見た目・出る場所: 竣工前後から数か月かけて現れる、壁の開口間や細長い壁、スラブの隅部などのひび割れ。建物の使用に伴い徐々に目立ってきます。

原因: コンクリートの乾燥に伴う収縮が、拘束(両端を固定された壁など)によってひび割れとして現れる、材料の性質に根ざした現象です。ゼロにはできません。

予防: 完全な防止ではなく「制御」が目標です。誘発目地(ひび割れをそこに集める目地)の計画、適切な養生(急激な乾燥を避ける)、開口隅部の補強筋。設計段階の目地計画に現場が意見を出せると、仕上げ後のクレームは大きく減ります。

処置: 幅と進行性を観察し、美観上の問題なら仕上げ側での対処、漏水や耐久性に関わる幅なら注入等の補修です。「ひび割れ=欠陥工事」ではないことを、発注者に事前に説明しておくことも実務のうちです(後述)。

図鑑5: 開口部の斜めひび割れ

見た目・出る場所: 窓・扉などの開口の隅から斜め45度方向に伸びるひび割れ。

原因: 開口隅部は応力が集中する場所で、乾燥収縮や温度変化の影響が最初に現れます。隅部の補強筋(斜め筋)の入れ忘れ・位置不良があると顕著になります。

予防: 配筋検査で開口補強筋を重点確認すること(配筋検査のチェックポイントの定番項目です)。サッシ取付け後のモルタル充填不良も関係するため、開口まわりは配筋・打設・仕上げの三段階で意識します。

処置: 仕上げで隠れる前に発見し、幅に応じた補修を行います。外壁面ならば漏水経路になる前の対処が重要です。

図鑑の外にいる主役: 養生

5つの欠陥の予防策を眺めると、繰り返し登場する脇役に気づきます。養生です。打設後のコンクリートを急激な乾燥・低温・振動から守る地味な工程が、実は複数の欠陥の共通予防策になっています。

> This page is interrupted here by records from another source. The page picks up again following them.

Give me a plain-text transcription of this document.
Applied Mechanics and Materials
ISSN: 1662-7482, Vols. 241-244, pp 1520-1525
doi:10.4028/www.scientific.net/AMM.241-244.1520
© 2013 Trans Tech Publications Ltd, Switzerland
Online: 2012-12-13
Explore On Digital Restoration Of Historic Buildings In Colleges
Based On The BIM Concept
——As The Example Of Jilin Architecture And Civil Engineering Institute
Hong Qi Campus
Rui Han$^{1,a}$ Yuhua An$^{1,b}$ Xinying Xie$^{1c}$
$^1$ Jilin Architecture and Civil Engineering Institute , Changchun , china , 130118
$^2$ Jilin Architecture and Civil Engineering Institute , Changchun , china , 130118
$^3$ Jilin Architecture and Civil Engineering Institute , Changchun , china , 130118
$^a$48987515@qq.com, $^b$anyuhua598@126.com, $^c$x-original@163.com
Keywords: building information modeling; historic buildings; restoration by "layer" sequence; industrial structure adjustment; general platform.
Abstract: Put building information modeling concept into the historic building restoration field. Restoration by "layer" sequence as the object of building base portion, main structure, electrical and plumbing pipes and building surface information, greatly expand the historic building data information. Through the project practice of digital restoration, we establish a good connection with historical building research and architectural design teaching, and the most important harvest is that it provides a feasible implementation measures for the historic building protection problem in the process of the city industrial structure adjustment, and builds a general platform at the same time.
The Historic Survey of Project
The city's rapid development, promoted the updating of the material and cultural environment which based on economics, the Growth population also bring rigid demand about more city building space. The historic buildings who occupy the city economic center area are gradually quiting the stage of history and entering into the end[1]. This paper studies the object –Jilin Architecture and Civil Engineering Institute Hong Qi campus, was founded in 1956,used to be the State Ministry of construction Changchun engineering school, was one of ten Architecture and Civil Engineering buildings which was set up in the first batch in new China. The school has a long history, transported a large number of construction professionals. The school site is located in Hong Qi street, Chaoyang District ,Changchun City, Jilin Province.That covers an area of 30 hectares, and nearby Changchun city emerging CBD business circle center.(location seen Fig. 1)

  • 湿潤養生: 表面の急乾燥は、乾燥収縮ひび割れと表層の強度不足の両方を招きます。散水・養生マット・膜養生剤など、方法は仕様によりますが、「打設翌日から数日間、誰が何をするか」まで決まっている現場は多くありません
  • 夏の直射・風: 打設当日の急乾燥はプラスティックひび割れ(硬化前の表面ひび割れ)の原因になります。風の強い日・気温の高い日は、仕上げ直後からの覆いを段取りします
  • 冬の保温: 初期凍害は強度に不可逆なダメージを残します。保温養生の資材と期間を、天気予報とセットで計画します

養生は「何も起きなければ意味が見えない」工程のため、工程が押すと真っ先に削られます。しかし欠陥図鑑の半分は、養生の省略とつながっています。打設計画書の最後の欄に養生の担当と期間を書く運用(打設計画の立て方)を、ここでも強調しておきます。

共通する予防の型: 「時間」と「水」と「拘束」

5つの図鑑を貫く原因は、突き詰めれば3つに集約されます。時間の管理(打重ね・凝結・養生のタイミング)、水の管理(単位水量・乾燥・水がかり)、拘束への配慮(収縮の逃げ場・補強)。個別の対策を暗記するより、この3軸で「この部位はどれが厳しいか」を考える習慣が、初見の状況にも応用が利きます。

発注者への事前説明が最大のクレーム対策

ひび割れのクレームの多くは、技術的な深刻さではなく、期待とのギャップから生まれます。「コンクリートはひび割れる材料であり、構造安全性に関わるものとそうでないものがある」「誘発目地はひび割れを計画的に集める仕組みである」ことを、着工時や竣工時の説明で一言伝えておくだけで、引渡し後の受け止められ方は大きく変わります。そのうえで、点検で見つけたひび割れは幅・長さ・位置を記録し、進行の有無を追う。誠実な観測の姿勢こそが、発注者の安心の源泉です。

まとめ

打継ぎ不良とひび割れは、種類ごとに原因と予防のポイントが異なりますが、時間・水・拘束の3軸で捉えれば見通しよく管理できます。予防は打設計画と検査に、発見は仕上げ前の観察に、処置は監理者との協議に。この分担を押さえて、躯体の欠陥を「想定外」から「管理対象」に変えてください。